A former US Army Green Beret. Graves was wounded in Afghanistan in a battle that wiped out his unit; he was the only survivor. He claimed that supernatural forces (some kind of crazy shapechanging amorphous blob) killed his squad mates. The Army determined that the unit had been attacked and eliminated by the Taliban, and when Graves refused to alter his outlandish claims, he was subsequently discharged for medical reasons. He was recruited by the Sanitation Bureau the same day. (Random note: As part of his training Graves was required to become fluent in at least one other language. He speaks Dari Persian and Farsi passably well, and has a smattering of Arabic. In case we run across any Necronomicon original manuscripts.)

After Graves' unit was wiped out by that thing, the investigation was taken over by something called the Military Diplomatic Information Service, which, on paper, is a group which serves as a liaison between the US Military and Diplomatic Corps, as well as being a clearinghouse for information on local customs and taboos, in order to help train members of the military to achieve their goals in foreign locals without offending the locals.

How on earth they were put in charge of an official investigation of an attack on a Green Beret unit is not at all clear.

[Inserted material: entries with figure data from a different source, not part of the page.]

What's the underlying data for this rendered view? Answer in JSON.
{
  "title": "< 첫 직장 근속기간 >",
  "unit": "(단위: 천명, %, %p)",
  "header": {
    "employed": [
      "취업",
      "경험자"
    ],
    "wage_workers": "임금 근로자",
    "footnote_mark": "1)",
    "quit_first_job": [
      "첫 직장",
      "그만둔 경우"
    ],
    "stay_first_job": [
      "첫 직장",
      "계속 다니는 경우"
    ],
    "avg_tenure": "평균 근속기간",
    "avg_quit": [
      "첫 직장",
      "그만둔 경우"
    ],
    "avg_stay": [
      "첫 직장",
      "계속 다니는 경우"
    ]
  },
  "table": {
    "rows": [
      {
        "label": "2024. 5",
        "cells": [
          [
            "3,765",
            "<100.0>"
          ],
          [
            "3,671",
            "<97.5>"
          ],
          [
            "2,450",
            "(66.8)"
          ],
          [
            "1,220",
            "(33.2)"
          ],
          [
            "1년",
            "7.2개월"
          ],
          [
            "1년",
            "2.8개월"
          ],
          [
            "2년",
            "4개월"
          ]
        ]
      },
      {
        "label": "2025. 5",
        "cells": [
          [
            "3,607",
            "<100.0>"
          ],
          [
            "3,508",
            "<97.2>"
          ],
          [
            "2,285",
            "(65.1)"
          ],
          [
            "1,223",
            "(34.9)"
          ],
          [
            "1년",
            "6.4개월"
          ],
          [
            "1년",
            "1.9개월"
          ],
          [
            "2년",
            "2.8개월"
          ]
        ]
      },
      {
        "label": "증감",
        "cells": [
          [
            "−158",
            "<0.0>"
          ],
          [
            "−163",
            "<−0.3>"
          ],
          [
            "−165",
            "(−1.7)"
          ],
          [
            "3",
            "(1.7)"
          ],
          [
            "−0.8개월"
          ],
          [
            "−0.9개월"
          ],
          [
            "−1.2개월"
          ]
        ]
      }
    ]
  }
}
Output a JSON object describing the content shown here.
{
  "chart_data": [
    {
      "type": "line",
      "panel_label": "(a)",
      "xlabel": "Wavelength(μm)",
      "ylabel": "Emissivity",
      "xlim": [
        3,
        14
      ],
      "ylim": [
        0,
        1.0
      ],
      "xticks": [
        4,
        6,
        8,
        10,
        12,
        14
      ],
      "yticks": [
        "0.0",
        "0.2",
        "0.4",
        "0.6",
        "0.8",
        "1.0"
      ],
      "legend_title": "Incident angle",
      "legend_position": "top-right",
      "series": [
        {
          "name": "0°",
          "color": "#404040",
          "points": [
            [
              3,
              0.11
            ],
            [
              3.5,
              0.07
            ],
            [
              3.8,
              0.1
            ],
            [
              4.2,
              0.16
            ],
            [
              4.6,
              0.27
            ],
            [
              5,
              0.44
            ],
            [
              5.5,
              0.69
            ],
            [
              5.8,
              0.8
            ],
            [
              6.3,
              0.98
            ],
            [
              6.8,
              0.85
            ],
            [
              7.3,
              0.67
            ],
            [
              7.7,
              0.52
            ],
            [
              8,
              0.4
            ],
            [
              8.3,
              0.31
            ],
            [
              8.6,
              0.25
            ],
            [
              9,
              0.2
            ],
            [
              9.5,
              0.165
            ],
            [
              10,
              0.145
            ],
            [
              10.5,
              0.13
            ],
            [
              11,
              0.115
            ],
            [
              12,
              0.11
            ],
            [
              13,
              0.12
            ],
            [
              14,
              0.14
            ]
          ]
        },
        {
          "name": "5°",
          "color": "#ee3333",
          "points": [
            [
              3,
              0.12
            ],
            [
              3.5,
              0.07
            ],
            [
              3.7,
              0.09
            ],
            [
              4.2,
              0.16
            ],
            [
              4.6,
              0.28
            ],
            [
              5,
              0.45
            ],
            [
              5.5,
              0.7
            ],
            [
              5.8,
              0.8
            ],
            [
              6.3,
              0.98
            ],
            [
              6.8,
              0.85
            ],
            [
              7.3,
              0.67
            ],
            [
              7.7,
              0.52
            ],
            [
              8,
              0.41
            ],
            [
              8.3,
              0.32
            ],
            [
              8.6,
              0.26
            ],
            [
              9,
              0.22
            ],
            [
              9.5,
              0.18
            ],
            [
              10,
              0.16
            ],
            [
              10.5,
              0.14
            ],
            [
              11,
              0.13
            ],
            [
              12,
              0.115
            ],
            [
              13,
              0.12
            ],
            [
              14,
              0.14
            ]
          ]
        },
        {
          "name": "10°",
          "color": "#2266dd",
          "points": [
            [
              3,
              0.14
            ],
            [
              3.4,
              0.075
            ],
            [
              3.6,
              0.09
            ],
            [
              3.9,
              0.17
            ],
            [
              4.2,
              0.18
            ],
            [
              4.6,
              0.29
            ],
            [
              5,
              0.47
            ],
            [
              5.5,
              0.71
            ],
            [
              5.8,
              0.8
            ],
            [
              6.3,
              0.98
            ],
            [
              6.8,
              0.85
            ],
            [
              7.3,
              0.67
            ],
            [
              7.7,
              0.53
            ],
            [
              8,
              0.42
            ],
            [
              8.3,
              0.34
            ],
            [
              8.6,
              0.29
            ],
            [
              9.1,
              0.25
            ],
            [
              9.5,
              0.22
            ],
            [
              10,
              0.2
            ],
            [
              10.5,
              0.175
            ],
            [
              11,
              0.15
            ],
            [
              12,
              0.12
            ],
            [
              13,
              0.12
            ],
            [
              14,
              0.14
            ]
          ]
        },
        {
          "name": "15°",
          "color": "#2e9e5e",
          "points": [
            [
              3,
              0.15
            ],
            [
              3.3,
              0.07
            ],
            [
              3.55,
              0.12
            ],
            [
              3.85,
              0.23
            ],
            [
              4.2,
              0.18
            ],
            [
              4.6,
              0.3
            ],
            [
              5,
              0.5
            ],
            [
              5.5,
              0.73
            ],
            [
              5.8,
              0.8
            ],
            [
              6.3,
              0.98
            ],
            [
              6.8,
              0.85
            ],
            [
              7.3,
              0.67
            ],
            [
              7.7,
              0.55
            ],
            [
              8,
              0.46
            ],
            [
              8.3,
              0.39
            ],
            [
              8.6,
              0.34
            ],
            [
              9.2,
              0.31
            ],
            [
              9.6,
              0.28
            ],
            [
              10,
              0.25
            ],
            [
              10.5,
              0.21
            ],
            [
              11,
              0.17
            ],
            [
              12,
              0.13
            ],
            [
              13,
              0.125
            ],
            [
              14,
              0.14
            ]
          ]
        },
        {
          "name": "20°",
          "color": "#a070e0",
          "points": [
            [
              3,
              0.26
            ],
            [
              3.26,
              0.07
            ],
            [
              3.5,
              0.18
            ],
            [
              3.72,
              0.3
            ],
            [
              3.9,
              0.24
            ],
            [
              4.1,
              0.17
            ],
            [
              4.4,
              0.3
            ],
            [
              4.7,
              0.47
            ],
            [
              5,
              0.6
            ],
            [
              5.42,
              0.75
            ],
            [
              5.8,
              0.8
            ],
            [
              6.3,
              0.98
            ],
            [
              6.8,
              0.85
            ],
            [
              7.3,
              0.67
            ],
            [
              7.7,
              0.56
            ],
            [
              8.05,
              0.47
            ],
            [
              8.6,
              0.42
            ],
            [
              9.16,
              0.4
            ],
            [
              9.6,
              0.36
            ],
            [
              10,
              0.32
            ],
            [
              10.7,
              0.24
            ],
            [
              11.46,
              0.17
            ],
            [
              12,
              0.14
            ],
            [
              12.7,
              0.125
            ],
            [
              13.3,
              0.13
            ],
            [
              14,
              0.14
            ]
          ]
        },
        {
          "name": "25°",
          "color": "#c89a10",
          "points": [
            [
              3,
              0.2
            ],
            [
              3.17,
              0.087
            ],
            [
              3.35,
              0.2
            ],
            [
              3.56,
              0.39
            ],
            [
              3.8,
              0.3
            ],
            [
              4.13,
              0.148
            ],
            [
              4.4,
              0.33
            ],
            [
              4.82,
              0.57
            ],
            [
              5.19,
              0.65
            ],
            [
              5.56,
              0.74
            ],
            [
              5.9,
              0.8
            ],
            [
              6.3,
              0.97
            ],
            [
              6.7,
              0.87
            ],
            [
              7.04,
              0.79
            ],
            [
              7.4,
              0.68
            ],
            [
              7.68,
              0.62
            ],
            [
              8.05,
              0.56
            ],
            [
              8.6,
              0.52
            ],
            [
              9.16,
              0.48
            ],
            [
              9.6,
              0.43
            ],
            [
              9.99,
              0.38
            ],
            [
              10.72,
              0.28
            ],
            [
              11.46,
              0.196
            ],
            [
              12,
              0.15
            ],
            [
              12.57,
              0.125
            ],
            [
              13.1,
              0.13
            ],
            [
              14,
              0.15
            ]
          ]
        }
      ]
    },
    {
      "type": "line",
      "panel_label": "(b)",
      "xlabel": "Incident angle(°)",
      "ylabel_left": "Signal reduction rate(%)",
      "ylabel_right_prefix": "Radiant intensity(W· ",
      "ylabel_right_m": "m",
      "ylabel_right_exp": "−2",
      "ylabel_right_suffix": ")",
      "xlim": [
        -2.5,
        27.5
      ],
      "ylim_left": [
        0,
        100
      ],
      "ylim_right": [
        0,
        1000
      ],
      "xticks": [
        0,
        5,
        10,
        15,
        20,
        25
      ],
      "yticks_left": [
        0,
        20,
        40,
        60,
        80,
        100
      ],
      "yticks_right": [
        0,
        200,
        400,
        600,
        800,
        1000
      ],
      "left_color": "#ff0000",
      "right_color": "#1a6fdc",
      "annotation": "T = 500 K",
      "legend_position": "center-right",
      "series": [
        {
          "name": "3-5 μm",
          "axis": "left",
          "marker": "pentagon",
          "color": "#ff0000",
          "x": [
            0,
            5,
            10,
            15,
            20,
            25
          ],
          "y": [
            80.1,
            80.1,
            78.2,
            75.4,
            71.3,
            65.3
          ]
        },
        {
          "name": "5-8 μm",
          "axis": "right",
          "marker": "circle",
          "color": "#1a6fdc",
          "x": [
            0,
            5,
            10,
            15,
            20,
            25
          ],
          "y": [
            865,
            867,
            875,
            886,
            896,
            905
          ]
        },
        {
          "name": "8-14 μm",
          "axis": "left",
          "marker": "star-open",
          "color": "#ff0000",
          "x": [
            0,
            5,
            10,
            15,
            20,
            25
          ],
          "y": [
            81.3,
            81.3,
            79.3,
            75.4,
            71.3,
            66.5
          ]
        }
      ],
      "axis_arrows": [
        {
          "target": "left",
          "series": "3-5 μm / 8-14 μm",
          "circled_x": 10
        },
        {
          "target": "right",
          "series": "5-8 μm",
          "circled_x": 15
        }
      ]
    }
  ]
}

After that experience, google searches for "head-eating blob" led to H.P. Lovecraft, and from there to the sources he used, especially the Necronomicon, An English translation of a Latin translation of a Greek translation of a now-lost Arabic original, the version held at Miskatonic University didn't have any brain-melting secrets, but it was almost complete gibberish, which maybe explains why it's never been published and you had to jump through a ton of hoops to actually look at the centuries old manuscript. A handful of scholarly articles (E.G. "The Shoggoth as 'Fakelore': H.P. Lovecraft and the Occult") indicate that the occult books which claim to teach how to summon or bind Shoggoths mostly all draw on Lovecraft's fictional embellishments rather than the obscure passages of the assorted surviving Necronomicon translations.

All in all, it's like finding out that people you loved were murdered by Paul Bunyan.

Inside the Bureau, the questions "Do Shoggoths exist?" and "What is the MDIS, really?" have been met with frustrating evasiveness.